The devastating fires that raged in Attica on Monday leaving so many dead, injured and missing and having destroyed whole towns brought, once again, the question: Why Greece is always unprepared to face natural disasters?
From the killer fires of Ilia in 2007, to the murderous floods in Mandra last November, to Monday’s total devastation of East Attica, Greek citizens wonder: Where is the State to protect us?
Mati, one of the most beautiful seaside towns in Attica, was literally erased off the map as there is no intact building left, not a green leaf in sight while dozens of people met horrible deaths, either burned or drowned in the sea that was blackened by the smoke.
At the same time the total destruction of the picturesque town exposed one of Greece’s plights: The total lack of planning and preventive measures against extreme natural phenomena.
First, there was no evacuation plan for the people who were trapped in the flames. Local authorities, overall, do not inform citizens on how to react in case of fire or flood. There is no such thing as signs for evacuation routes in case of fire. Therefore, locals and holidaymakers acted on their own.
Furthermore, there is no town planning in most towns in Greece. Everyone can build a house wherever their piece of land lies. In many cases, all it takes is a little bribe to local authorities and you can have a house in the woods or close to the beach. The result of this anomie is that municipal authorities can not have a proper road plan that would give residents a road to evacuate or escape.
In the case of Mati, the main Marathonos Highway separates the town from the wooded, mountainous area above. There is no fire wall, however, that would prevent the blazes crossing the road to reach the town. In fact there is no firewall across Marathonos Highway.
As a result, when the flames reached Mati, locals could not escape by land. So their only way out was by sea. Most of them burned to death on the way to the water. Others drowned because of the strong winds.
Competent authorities were also absent, literally unable to give people guidance, There was no coordination between agencies on how to deal with the phenomenon.
A good example of the above is the fires in Kineta: Firetrucks went to Kineta and fought the flames. However, since there was no plan on how they would get more water once their tanks were empty, the firetrucks got stuck in traffic and could not go back to the flames.
At the same time, as cars were trying to escape from Kineta, the toll boots in both direction were still operating and collecting money, thus slowing down the people who were in a rush to leave the area.
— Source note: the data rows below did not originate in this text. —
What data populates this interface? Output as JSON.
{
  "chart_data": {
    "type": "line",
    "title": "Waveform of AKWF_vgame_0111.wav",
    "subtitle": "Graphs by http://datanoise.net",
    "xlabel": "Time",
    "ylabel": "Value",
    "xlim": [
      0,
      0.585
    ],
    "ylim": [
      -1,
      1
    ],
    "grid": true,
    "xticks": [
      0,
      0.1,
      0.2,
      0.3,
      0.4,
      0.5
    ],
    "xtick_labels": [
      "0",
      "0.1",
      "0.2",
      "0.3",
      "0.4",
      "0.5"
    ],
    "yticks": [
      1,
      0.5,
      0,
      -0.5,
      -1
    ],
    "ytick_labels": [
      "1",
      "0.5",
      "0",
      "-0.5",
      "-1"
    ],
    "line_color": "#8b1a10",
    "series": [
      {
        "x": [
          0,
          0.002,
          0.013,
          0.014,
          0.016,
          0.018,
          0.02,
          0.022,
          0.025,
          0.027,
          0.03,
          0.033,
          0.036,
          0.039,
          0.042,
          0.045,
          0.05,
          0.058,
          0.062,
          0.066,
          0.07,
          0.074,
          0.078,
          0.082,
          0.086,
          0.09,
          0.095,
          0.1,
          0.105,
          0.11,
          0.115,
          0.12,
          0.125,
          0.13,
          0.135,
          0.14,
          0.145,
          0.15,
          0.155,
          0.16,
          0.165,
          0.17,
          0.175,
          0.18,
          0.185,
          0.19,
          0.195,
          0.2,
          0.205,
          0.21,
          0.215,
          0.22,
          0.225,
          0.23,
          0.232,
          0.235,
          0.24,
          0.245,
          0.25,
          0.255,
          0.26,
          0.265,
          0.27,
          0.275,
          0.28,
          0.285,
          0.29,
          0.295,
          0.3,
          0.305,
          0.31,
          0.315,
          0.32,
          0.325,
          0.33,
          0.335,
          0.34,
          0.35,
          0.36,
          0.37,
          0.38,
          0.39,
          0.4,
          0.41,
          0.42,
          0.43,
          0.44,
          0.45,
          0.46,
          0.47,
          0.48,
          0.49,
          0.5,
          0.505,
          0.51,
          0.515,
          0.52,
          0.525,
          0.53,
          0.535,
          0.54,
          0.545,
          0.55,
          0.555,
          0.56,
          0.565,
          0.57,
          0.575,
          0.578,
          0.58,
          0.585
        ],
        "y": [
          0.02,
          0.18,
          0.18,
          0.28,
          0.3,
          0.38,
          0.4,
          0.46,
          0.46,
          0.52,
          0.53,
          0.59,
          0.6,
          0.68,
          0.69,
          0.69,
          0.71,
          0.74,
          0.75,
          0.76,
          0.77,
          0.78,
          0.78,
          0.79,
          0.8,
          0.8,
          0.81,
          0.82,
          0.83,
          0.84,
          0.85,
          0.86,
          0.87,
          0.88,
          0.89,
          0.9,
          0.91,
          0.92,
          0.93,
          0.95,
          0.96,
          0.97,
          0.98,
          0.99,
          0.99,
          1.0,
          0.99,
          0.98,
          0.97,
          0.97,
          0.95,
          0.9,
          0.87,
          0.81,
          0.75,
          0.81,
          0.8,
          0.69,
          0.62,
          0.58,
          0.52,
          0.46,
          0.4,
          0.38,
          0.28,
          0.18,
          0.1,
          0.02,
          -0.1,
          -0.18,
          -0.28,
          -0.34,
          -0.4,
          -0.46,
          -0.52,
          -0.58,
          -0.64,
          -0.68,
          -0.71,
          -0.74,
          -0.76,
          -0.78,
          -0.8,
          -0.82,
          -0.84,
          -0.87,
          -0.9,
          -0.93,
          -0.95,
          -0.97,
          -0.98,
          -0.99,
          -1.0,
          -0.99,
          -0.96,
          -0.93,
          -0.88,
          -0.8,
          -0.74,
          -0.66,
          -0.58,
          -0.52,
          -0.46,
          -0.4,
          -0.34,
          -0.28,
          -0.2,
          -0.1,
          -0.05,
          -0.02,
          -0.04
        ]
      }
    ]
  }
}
Competent agencies seemed to improvise along the way. The “Xenokratis” plan, a central coordinating body envisaged to deal with such phenomena, is at an infant stage. State agencies seem unable to coordinate between themselves, due to bureaucratic regulations.
Unfortunately, no authority or individual official will ever assume responsibility for the inadequacy of the State mechanism to prevent such disasters or manage situations of extreme natural phenomena. Such was the case of Mandra where 22 people drowned in the November floods. When the town flooded again in early June, the town mayor said that there was not a single anti-flood work done since November, contrary to the pledges of the Attica Region governor.